Páginas

quinta-feira, 28 de março de 2024

CINEMA: "Mataram o Pianista"



CINEMA: “Mataram o Pianista” / “They Shot the Piano Player”
Realização | Javier Mariscal, Fernando Trueba
Argumento | Fernando Trueba
Direcção artística | Javier Mariscal
Montagem | Arnau Quiles
Interpretação (vozes) | Jeff Goldblum, Tony Ramos, Abel Ayala, Roberta Wallach, Ângela Rabello, Stephen Hughes, Alejandra Flechner, Vinicius de Moraes, Malena Barreto, Chico Buarque, Gilberto Gil, João Gilberto, Edu Lobo, Milton Nascimento, Roberto Menescal
Produção | Cristina Huete
França, Holanda, Espanha, Portugal, Peru, Reino Unido | 2023 | Drama, Animação | 103 Minutos | Maiores de 12 anos
Vida Ovar
24 Mar 2024 | dom | 19:35


Nova Iorque, 2009. É numa livraria da cidade que decorre a apresentação do livro “Mataram o Pianista”, da autoria do jornalista e escritor Jeff Harris. Falando da obra e da forma como se foi desenrolando o processo de escrita, Harris convida-nos a acompanhá-lo nas suas pesquisas, centradas inicialmente no período dourado da Bossa Nova, mas que acabaram por se focar, de forma quase obsessiva, na personagem de Francisco Tenório Júnior, um excepcional pianista brasileiro, desaparecido misteriosamente no dia 18 de março de 1976, depois de um concerto em Buenos Aires, onde actuara ao lado de Toquinho e Vinícius de Moraes. Seis dias depois, um golpe de estado levava à queda de Isabel Perón e o Tenente-General Jorge Rafael Videla assumia a Presidência da Argentina, dando início a sete anos de uma sangrenta ditadura militar, período classificado como um “processo genocida” e marcado por crimes contra a humanidade, que se saldaram por mais de 30.000 pessoas mortas ou desaparecidas, sobretudo jovens oponentes ao regime.

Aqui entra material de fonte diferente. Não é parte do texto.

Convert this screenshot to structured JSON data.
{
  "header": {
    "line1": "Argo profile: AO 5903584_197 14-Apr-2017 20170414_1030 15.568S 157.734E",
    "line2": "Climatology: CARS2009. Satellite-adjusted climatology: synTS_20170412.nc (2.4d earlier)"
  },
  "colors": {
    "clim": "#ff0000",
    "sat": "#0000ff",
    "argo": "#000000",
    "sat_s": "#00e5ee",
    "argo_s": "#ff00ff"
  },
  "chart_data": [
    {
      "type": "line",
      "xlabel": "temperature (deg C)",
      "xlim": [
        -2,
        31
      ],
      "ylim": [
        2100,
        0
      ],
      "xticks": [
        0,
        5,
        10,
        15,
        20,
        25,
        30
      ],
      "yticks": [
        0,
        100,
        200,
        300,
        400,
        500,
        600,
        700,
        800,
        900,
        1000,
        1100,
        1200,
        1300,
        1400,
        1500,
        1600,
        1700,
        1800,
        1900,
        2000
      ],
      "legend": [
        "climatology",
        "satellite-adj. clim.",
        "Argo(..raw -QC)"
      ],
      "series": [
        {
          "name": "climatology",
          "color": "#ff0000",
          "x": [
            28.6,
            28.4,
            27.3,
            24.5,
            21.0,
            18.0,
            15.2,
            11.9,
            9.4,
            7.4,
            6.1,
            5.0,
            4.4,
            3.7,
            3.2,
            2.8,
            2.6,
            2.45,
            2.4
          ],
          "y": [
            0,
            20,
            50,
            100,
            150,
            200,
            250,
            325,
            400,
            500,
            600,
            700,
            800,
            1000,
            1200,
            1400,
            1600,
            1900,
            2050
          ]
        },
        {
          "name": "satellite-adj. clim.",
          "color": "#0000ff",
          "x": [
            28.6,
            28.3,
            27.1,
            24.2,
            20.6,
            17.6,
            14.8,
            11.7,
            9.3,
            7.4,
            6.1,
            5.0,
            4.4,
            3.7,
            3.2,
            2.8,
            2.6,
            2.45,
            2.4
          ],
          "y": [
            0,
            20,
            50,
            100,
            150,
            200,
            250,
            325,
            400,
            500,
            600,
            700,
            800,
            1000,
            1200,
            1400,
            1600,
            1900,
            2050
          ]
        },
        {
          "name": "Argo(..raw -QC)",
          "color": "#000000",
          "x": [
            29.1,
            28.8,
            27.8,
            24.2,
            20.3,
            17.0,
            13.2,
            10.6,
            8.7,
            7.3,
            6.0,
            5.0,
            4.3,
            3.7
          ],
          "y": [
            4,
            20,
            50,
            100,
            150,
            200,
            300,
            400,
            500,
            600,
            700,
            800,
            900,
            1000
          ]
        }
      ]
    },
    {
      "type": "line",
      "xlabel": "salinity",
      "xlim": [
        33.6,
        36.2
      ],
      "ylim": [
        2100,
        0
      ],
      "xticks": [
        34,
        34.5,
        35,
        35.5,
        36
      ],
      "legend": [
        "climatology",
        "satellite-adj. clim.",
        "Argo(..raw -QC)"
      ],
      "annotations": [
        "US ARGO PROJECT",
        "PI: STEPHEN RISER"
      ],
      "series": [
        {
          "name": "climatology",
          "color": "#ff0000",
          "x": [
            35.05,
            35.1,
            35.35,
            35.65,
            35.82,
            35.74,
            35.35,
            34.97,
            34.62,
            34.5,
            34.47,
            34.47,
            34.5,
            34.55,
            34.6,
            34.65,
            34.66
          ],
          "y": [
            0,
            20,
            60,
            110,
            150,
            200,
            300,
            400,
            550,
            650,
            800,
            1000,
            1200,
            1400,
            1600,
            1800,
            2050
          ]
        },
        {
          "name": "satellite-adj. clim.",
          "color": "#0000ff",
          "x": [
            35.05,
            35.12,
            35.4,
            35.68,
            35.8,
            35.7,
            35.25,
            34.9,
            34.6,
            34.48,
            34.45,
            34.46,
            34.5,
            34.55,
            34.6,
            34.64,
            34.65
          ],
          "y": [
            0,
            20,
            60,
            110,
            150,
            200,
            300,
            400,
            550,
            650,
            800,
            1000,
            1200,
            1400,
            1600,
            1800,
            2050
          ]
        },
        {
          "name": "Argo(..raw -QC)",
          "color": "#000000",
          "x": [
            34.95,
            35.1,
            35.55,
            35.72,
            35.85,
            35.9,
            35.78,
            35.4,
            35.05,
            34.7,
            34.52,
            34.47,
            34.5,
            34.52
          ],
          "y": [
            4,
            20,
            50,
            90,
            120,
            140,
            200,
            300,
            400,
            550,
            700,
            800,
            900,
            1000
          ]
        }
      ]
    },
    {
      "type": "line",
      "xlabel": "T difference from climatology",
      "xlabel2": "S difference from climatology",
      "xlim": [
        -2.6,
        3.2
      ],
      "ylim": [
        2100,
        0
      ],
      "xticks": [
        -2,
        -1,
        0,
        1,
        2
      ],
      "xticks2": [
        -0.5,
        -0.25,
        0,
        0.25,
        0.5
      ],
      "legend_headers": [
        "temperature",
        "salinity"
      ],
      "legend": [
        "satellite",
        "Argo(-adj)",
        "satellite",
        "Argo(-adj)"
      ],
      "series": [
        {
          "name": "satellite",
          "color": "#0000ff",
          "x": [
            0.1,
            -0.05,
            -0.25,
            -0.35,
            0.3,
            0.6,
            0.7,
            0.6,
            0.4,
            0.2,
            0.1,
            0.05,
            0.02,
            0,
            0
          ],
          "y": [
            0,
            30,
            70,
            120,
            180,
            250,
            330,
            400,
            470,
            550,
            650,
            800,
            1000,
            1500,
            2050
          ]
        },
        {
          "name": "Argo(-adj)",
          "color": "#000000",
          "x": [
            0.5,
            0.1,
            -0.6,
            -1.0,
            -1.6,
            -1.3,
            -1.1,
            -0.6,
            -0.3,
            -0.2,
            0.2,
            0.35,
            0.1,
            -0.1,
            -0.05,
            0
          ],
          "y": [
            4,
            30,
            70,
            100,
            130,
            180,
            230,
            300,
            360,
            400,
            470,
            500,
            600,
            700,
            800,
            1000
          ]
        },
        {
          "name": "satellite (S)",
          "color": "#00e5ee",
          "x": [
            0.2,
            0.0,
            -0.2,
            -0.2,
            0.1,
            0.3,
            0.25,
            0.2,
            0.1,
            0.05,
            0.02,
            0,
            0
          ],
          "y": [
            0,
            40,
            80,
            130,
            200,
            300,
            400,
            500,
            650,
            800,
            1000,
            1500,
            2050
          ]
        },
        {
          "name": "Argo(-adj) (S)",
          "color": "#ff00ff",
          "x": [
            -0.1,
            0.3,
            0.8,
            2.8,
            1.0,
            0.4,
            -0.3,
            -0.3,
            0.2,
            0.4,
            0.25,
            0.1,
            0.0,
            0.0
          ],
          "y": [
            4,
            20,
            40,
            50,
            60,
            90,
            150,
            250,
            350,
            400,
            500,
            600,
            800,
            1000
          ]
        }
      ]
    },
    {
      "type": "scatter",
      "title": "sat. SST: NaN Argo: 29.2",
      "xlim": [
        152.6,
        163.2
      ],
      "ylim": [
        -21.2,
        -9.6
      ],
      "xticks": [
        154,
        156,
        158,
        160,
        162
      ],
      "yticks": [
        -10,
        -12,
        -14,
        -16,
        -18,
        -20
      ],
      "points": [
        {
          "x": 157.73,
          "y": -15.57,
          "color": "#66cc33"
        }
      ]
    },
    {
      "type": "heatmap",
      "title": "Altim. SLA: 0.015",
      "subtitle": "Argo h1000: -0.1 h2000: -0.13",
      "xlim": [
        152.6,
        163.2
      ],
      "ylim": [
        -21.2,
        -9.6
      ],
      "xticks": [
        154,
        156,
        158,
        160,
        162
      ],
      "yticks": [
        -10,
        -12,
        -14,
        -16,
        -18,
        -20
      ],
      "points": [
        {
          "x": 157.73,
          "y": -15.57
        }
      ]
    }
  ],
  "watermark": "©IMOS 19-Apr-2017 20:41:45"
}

Filme de animação ao ritmo do Jazz e da Bossa Nova, “Mataram o Pianista” tem por detrás uma particularidade, visto ter sido filmado como um documentário e posteriormente ter-lhe sido acrescentada a animação por um processo que vem dos primórdios do cinema e se designa por rotoscopia (desenho de imagens sobre película ou filme digital). Aos realizadores Fernando Trueba e Javier Mariscal terá parecido que esta solução servia melhor os seus propósitos, depois de uma estreia auspiciosa da dupla no género com “Chico & Rita”, filme de 2010 que recebeu a nomeação para o Óscar de Melhor Longa-Metragem de Animação e que triunfou nos Prémios do Cinema Europeu. É, pois, um filme de carácter histórico, com datas e personagens reais, mas que integra muito bem a ficção mediante a presença de temas habituais na filmografia de Trueba, do seu amor pela Nouvelle Vague (com um piscar de olho a Truffaut e Godard) à denúncia das ditaduras que assumiram os destinos de muitos países da América Central e do Sul ao longo de décadas.

Narrados com intensidade e ritmo, os acontecimentos levam-nos a cidades como o Rio de Janeiro, São Paulo ou Buenos Aires, ao encontro das pessoas que privaram com Tenório Jr. e que podem contribuir para o aclarar do mistério. Desta forma, o espectador vai recebendo pistas que lhe permitem juntar as várias peças do puzzle e fazer o seu próprio juízo. A música e a cultura brasileiras são tratadas com imenso carinho – geniais as conversas mantidas com Chico Buarque ou Caetano Veloso, Milton Nascimento ou Gilberto Gil –, assim como os pormenores do Beco das Garrafas, de um cartaz do filme de Glauber Rocha “Deus e o Diabo na Terra do Sol” ou de uma Ella Fitzgerald, descalça, a pisar o palco de um pequeno clube de Jazz. A forma como os realizadores partem de uma tragédia individual para a denúncia da Operação Condor e da intromissão dos Estados Unidos na política latino-americana é particularmente inteligente. O resto são as animações vivas e uma paleta de cores muito rica, fazendo com que o filme se torne apelativo, estimulante e visualmente deslumbrante.